Low-energy Ar+, Kr+, Xe+ + K, Rb, Cs charge-transfer total cross sections

Abstract

Asymmetric charge-transfer total cross sections have been calculated for the reaction $X^{+}+\mathrm{Alk}\to X^{*}+{\mathrm{Alk}}^{+}$, where $X$ represents Ar, Kr, or Xe and Alk represents K, Rb, or Cs. The calculations were performed at low velocities, $v\sim 1\times {10}^6$ cm/sec, using a modified method of Demkov and semiempirical coupling matrix elements.
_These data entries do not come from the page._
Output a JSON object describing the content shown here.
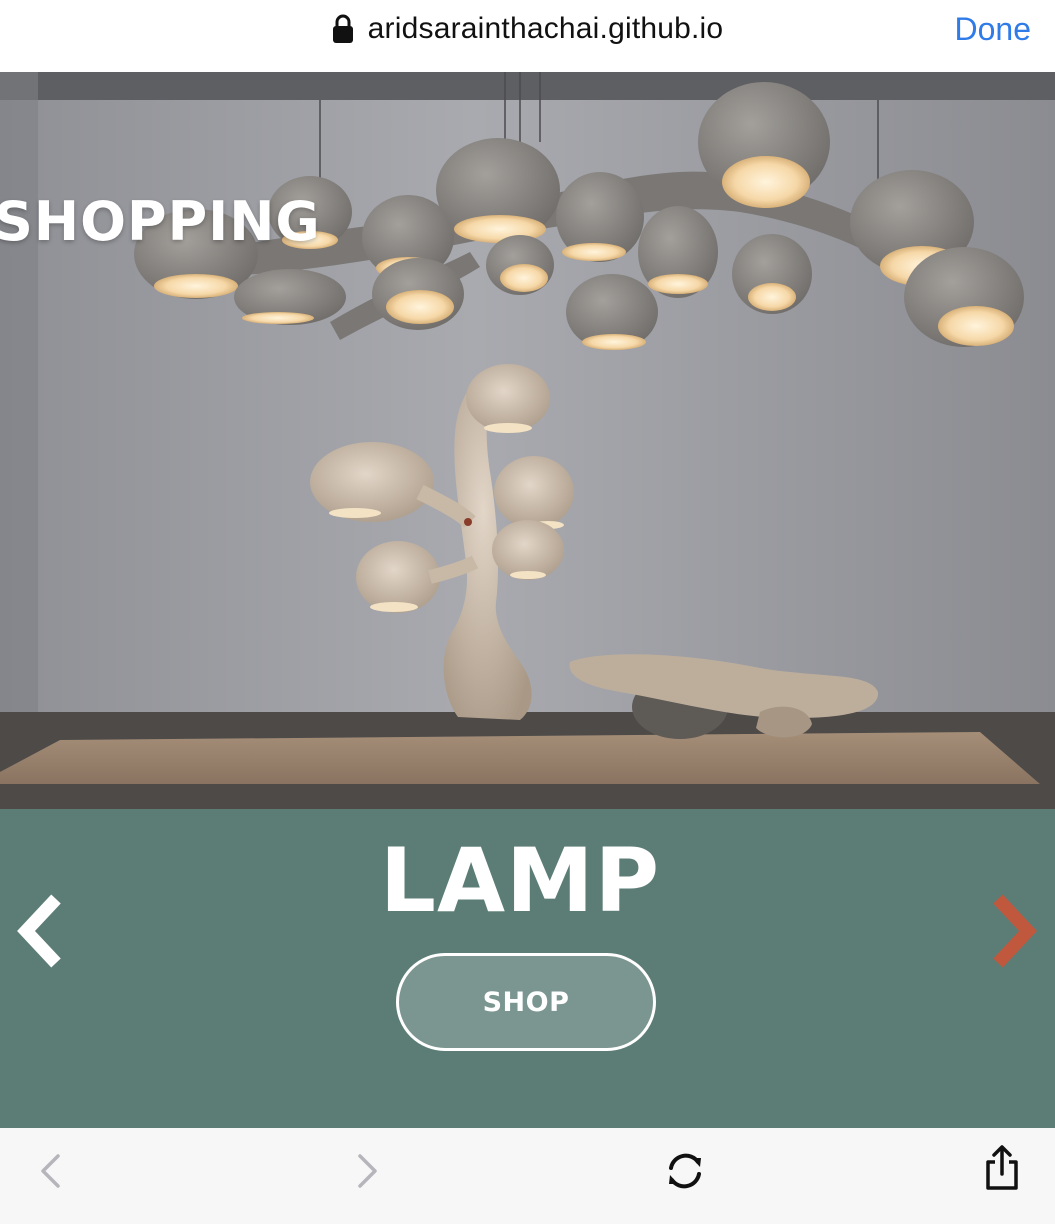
{
  "browser": {
    "url": "aridsarainthachai.github.io",
    "done_label": "Done",
    "url_icon": "lock-icon"
  },
  "hero": {
    "brand_logo": "SHOPPING",
    "image_subject": "sculptural pendant lamps and floor lamp"
  },
  "slide": {
    "title": "LAMP",
    "shop_label": "SHOP",
    "prev_icon": "chevron-left-icon",
    "next_icon": "chevron-right-icon"
  },
  "toolbar": {
    "items": [
      "back-icon",
      "forward-icon",
      "reload-icon",
      "share-icon"
    ]
  },
  "colors": {
    "panel": "#5c7d76",
    "shop_button": "#7b9690",
    "next_arrow": "#c0583e",
    "link": "#2f7ce8"
  }
}
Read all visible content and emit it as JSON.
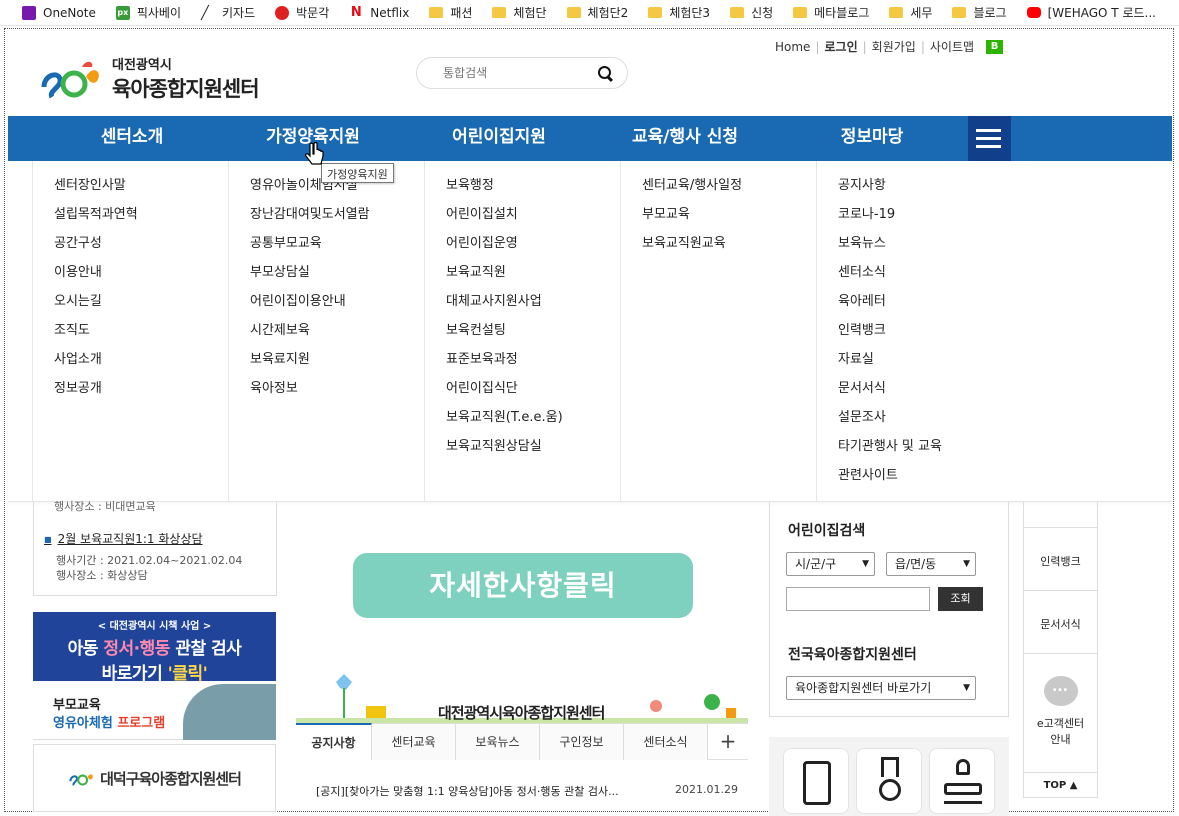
{
  "bookmarks": [
    {
      "label": "OneNote",
      "icon": "onenote-icon"
    },
    {
      "label": "픽사베이",
      "icon": "pixabay-icon"
    },
    {
      "label": "키자드",
      "icon": "wand-icon"
    },
    {
      "label": "박문각",
      "icon": "pbk-icon"
    },
    {
      "label": "Netflix",
      "icon": "netflix-icon"
    },
    {
      "label": "패션",
      "icon": "folder-icon"
    },
    {
      "label": "체험단",
      "icon": "folder-icon"
    },
    {
      "label": "체험단2",
      "icon": "folder-icon"
    },
    {
      "label": "체험단3",
      "icon": "folder-icon"
    },
    {
      "label": "신청",
      "icon": "folder-icon"
    },
    {
      "label": "메타블로그",
      "icon": "folder-icon"
    },
    {
      "label": "세무",
      "icon": "folder-icon"
    },
    {
      "label": "블로그",
      "icon": "folder-icon"
    },
    {
      "label": "[WEHAGO T 로드...",
      "icon": "youtube-icon"
    }
  ],
  "util": {
    "home": "Home",
    "login": "로그인",
    "join": "회원가입",
    "sitemap": "사이트맵",
    "blog": "B"
  },
  "logo": {
    "sub": "대전광역시",
    "main": "육아종합지원센터"
  },
  "search": {
    "placeholder": "통합검색"
  },
  "nav": [
    "센터소개",
    "가정양육지원",
    "어린이집지원",
    "교육/행사 신청",
    "정보마당"
  ],
  "tooltip": "가정양육지원",
  "menu": {
    "col1": [
      "센터장인사말",
      "설립목적과연혁",
      "공간구성",
      "이용안내",
      "오시는길",
      "조직도",
      "사업소개",
      "정보공개"
    ],
    "col2": [
      "영유아놀이체험시설",
      "장난감대여및도서열람",
      "공통부모교육",
      "부모상담실",
      "어린이집이용안내",
      "시간제보육",
      "보육료지원",
      "육아정보"
    ],
    "col3": [
      "보육행정",
      "어린이집설치",
      "어린이집운영",
      "보육교직원",
      "대체교사지원사업",
      "보육컨설팅",
      "표준보육과정",
      "어린이집식단",
      "보육교직원(T.e.e.움)",
      "보육교직원상담실"
    ],
    "col4": [
      "센터교육/행사일정",
      "부모교육",
      "보육교직원교육"
    ],
    "col5": [
      "공지사항",
      "코로나-19",
      "보육뉴스",
      "센터소식",
      "육아레터",
      "인력뱅크",
      "자료실",
      "문서서식",
      "설문조사",
      "타기관행사 및 교육",
      "관련사이트"
    ]
  },
  "event": {
    "cut_text": "행사장소 : 비대면교육",
    "title": "2월 보육교직원1:1 화상상담",
    "period": "행사기간 : 2021.02.04~2021.02.04",
    "place": "행사장소 : 화상상담"
  },
  "banner1": {
    "line1": "< 대전광역시 시책 사업 >",
    "line2a": "아동 ",
    "line2b": "정서·행동",
    "line2c": " 관찰 검사",
    "line3a": "바로가기 ",
    "line3b": "'클릭'"
  },
  "banner2": {
    "line1": "부모교육",
    "line2a": "영유아체험 ",
    "line2b": "프로그램"
  },
  "banner3": {
    "text": "대덕구육아종합지원센터"
  },
  "detail_button": "자세한사항클릭",
  "center_art_text": "대전광역시육아종합지원센터",
  "tabs": [
    "공지사항",
    "센터교육",
    "보육뉴스",
    "구인정보",
    "센터소식"
  ],
  "tab_plus": "+",
  "notice": {
    "title": "[공지][찾아가는 맞춤형 1:1 양육상담]아동 정서·행동 관찰 검사...",
    "date": "2021.01.29"
  },
  "daycare_search": {
    "title": "어린이집검색",
    "select1": "시/군/구",
    "select2": "읍/면/동",
    "button": "조회",
    "title2": "전국육아종합지원센터",
    "select3": "육아종합지원센터 바로가기"
  },
  "quick": {
    "item1": "인력뱅크",
    "item2": "문서서식",
    "item3a": "e고객센터",
    "item3b": "안내",
    "top": "TOP ▲"
  },
  "colors": {
    "nav_blue": "#1a69b3",
    "nav_menu": "#123f8a",
    "mint": "#7fd1bf"
  }
}
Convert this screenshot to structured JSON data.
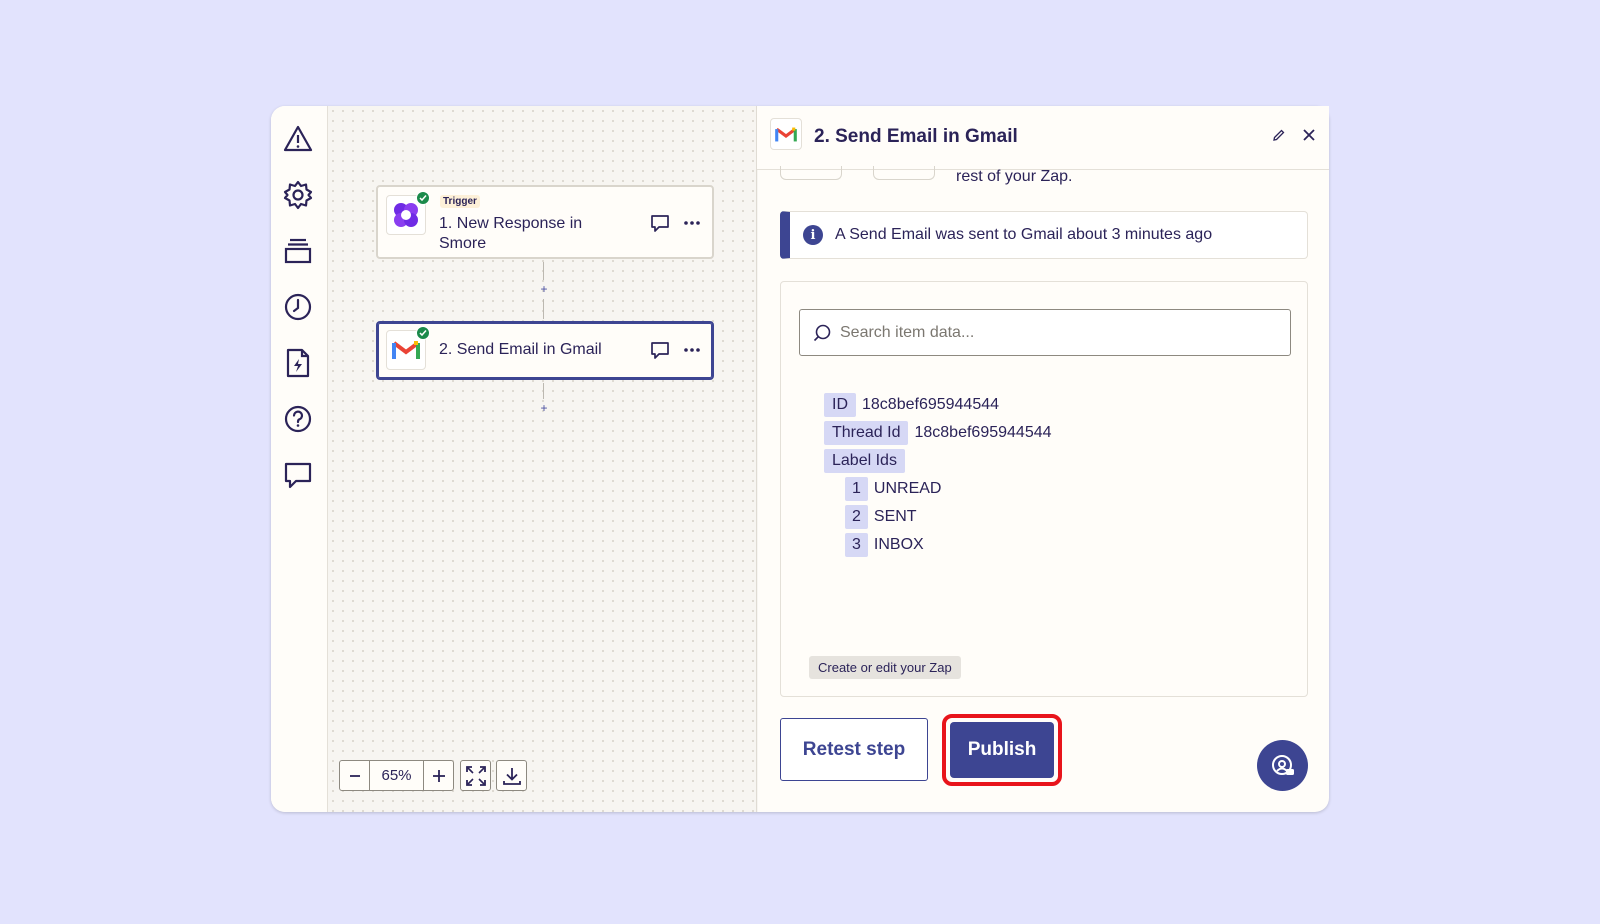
{
  "steps": [
    {
      "pill": "Trigger",
      "title_line1": "1. New Response in",
      "title_line2": "Smore",
      "icon": "smore-logo-icon"
    },
    {
      "title": "2. Send Email in Gmail",
      "icon": "gmail-logo-icon"
    }
  ],
  "zoom": {
    "value": "65%",
    "minus": "−",
    "plus": "+"
  },
  "panel": {
    "title": "2. Send Email in Gmail",
    "partial_text": "rest of your Zap.",
    "info_icon": "i",
    "info_text": "A Send Email was sent to Gmail about 3 minutes ago",
    "search_placeholder": "Search item data...",
    "fields": {
      "id_key": "ID",
      "id_val": "18c8bef695944544",
      "thread_key": "Thread Id",
      "thread_val": "18c8bef695944544",
      "labels_key": "Label Ids",
      "labels": [
        {
          "index": "1",
          "value": "UNREAD"
        },
        {
          "index": "2",
          "value": "SENT"
        },
        {
          "index": "3",
          "value": "INBOX"
        }
      ]
    },
    "tooltip": "Create or edit your Zap",
    "retest_label": "Retest step",
    "publish_label": "Publish"
  },
  "colors": {
    "accent": "#3d4592",
    "highlight": "#e8141b",
    "success": "#1b8a4b",
    "background": "#e2e3fd"
  }
}
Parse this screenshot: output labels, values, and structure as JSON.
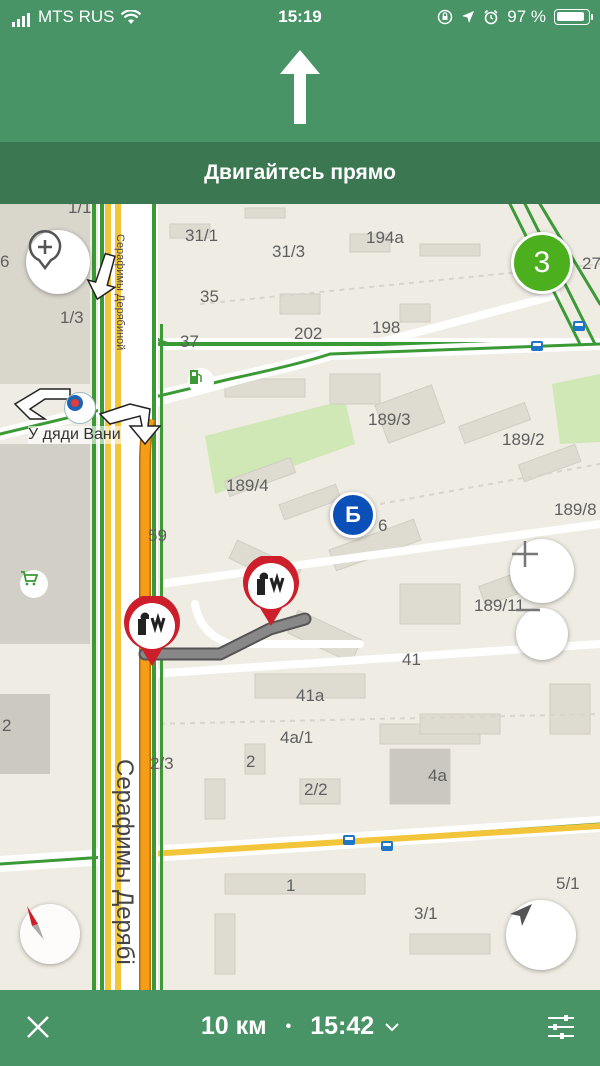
{
  "status_bar": {
    "carrier": "MTS RUS",
    "time": "15:19",
    "battery": "97 %"
  },
  "navigation": {
    "instruction": "Двигайтесь прямо"
  },
  "map": {
    "street_main": "Серафимы Дерябі",
    "street_small": "Серафимы Дерябиной",
    "poi_name": "У дяди Вани",
    "lane_count": "3",
    "bus_stop_badge": "Б",
    "labels": [
      "1/1",
      "31/1",
      "31/3",
      "194а",
      "35",
      "1/3",
      "37",
      "202",
      "198",
      "189/3",
      "189/2",
      "189/4",
      "6",
      "189/8",
      "189/11",
      "59",
      "41",
      "41а",
      "4а/1",
      "2",
      "2/3",
      "2/2",
      "4а",
      "1",
      "3/1",
      "5/1",
      "27",
      "6",
      "2"
    ]
  },
  "bottom_bar": {
    "distance": "10 км",
    "separator": "•",
    "arrival_time": "15:42"
  },
  "colors": {
    "header_green": "#489466",
    "instruction_green": "#3b7852",
    "route_orange": "#f59d16",
    "road_green": "#3b9a36",
    "lane_badge": "#4caf1e",
    "bus_badge": "#0b4fb8"
  },
  "icons": {
    "wifi": "wifi-icon",
    "location": "location-arrow-icon",
    "alarm": "alarm-icon",
    "lock": "orientation-lock-icon",
    "straight": "straight-arrow-icon",
    "add_place": "add-place-icon",
    "compass": "compass-icon",
    "zoom_in": "plus-icon",
    "zoom_out": "minus-icon",
    "my_location": "navigation-arrow-icon",
    "close": "close-icon",
    "settings": "sliders-icon"
  }
}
The Ar results are compared with the experimental data of Peterson and Lorents and agreement is found in the total cross-section shape, but there is an increasing underestimation of the cross section with the higher-atomic-weight alkali-metal atoms. This problem is attributed to the importance of rotational coupling to the $p$-state levels of the excited noble-gas products, suggesting more accurate cross sections for Kr and Xe, where the contribution from the $p$ states will be of lesser importance. Large cross sections are predicted for direct production of the metastable noble gas in the lowest-lying ${}_{}{}^3{}_{}{}^{}P_2^{}{}_{}{}^{}$ state for the reactions ${\mathrm{Ar}}^{+}$ + Rb, ${\mathrm{Kr}}^{+}$ + Rb, and ${\mathrm{Xe}}^{+}$ + Cs.